Sometimes beaches are rocky, and only advanced couch surfers pack enough pillows to make them comfortable. Getting doused with cold salty spray can lose its charm quickly as well.
Not all beaches are warm, nor does the water invite dolphin-like cavorting unless you’re wearing a wetsuit. This is the typical situation in the Pacific Northwest. The ocean averages 50° F around here (10° C), which can shrivel you up even on warm days. So there’s not much laying out, and apart from the surfers (not the ones with the couches) there’s not much swimming unless you count seabirds.
“I love to take in the sunrise or sunset. How better to enjoy an unbridled view of the colors and patterns of nature’s light show than at the beach.”

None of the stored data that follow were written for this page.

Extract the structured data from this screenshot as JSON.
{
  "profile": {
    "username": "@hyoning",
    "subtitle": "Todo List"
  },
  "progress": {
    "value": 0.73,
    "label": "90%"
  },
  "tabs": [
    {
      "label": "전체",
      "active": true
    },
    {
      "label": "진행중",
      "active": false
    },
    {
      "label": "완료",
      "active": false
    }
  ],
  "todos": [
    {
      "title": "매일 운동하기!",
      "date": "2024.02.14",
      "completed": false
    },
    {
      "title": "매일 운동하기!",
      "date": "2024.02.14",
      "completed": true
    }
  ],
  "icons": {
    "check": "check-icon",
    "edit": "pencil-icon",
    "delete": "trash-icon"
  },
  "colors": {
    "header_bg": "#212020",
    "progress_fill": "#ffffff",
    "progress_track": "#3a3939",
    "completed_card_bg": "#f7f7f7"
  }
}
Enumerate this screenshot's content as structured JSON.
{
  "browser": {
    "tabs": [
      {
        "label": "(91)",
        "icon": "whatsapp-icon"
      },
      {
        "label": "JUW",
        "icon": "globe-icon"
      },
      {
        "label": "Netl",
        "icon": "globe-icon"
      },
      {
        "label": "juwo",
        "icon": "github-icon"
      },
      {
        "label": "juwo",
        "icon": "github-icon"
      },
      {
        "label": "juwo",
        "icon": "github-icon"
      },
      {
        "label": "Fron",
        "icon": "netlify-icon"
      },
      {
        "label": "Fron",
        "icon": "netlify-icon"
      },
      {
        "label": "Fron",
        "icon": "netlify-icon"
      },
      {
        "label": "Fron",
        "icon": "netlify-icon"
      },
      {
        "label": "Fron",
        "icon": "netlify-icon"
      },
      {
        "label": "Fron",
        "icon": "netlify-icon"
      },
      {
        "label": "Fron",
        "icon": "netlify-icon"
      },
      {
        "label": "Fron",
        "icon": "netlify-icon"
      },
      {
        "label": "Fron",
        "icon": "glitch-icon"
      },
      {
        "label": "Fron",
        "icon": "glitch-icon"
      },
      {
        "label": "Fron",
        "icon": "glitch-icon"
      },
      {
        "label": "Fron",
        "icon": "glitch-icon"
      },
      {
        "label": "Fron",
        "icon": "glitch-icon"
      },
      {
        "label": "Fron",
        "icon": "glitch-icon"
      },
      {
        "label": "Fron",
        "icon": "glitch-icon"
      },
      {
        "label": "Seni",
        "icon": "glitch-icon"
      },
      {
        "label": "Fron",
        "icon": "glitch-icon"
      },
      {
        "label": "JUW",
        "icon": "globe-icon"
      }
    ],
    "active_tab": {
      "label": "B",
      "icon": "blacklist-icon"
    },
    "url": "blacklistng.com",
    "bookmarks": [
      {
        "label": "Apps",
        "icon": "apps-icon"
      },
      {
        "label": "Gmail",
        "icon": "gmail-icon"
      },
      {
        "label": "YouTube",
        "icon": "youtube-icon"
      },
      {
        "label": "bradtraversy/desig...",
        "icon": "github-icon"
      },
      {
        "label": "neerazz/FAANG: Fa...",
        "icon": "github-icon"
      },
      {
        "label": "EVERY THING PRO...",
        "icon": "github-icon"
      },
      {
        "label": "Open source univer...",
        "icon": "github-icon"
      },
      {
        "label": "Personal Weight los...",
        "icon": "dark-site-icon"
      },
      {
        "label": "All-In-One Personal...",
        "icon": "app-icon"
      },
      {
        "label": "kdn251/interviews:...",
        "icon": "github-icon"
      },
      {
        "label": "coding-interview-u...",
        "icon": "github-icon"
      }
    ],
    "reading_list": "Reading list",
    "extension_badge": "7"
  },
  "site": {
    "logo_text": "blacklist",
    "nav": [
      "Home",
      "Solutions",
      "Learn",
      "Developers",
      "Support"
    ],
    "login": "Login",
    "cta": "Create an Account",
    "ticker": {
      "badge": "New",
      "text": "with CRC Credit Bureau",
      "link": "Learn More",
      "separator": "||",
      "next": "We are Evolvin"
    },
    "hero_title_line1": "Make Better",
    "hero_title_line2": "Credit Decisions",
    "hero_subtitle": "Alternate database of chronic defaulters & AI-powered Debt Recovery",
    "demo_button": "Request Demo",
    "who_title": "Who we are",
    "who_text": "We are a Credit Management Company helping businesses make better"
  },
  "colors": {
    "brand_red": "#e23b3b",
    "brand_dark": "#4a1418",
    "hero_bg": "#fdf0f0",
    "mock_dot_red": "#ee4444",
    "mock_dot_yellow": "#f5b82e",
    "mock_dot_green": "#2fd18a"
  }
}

Ok. That one’s a no-brainer. Although I have often seen folks unwilling to leave their spot by a campfire and take the walk to the beach to see what the setting sun has in store.
“I like checking out the tide pools, or digging for clams, or looking for shells, or climbing on rocks.”
The active, engaged approach. Why lie around when there are things to see and do? Check out those sea stars and anemones. Look for itty bitty fish or crabs. Try to dig out a clam faster than it can dig itself in. Who needs books for adventure?
But why do I like ocean beaches?
I can relate to the reasons above – I’ve enjoyed ’em all. But when I come to an ocean beach, I will invariably do one thing.
I go right up to the surf line, where water meets land and caresses it like a long-lost lover. Or smashes it like two warriors in an eternal battle. There’s something almost primal and timeless about the interface, and walking its length is hypnotic.
Perhaps it is truly primal. Diluted seawater has nearly identical amounts of salt and trace minerals as blood plasma does, reflecting our evolutionary heritage. Maybe the ocean is calling me back into its embrace. This sirens call has been successful in a way; a long time hobby is scuba diving, and I do have a sense of belonging when I’m underwater even though the environment is alien.
Or maybe it’s because I’m a Pisces.
Walking along the surf line provides a sense of peace. Maybe it’s the soothing white noise from the breakers crashing a hundred yards off shore. Maybe it’s the negative ions generated from the surf boosting my mood. Maybe it’s the rhythms of the ebb and flow.
The coastline in Oregon has a varied beauty. In places it’s sandy, in places rocky, and it’s green and forested throughout. Walking along the beach, you can enjoy that beauty and the moods that come and go with the surf, and reflect on your life.
* The photos in this post were taken at Seaside, Oregon, except for the sunset which was taken at Deception Pass, Washington.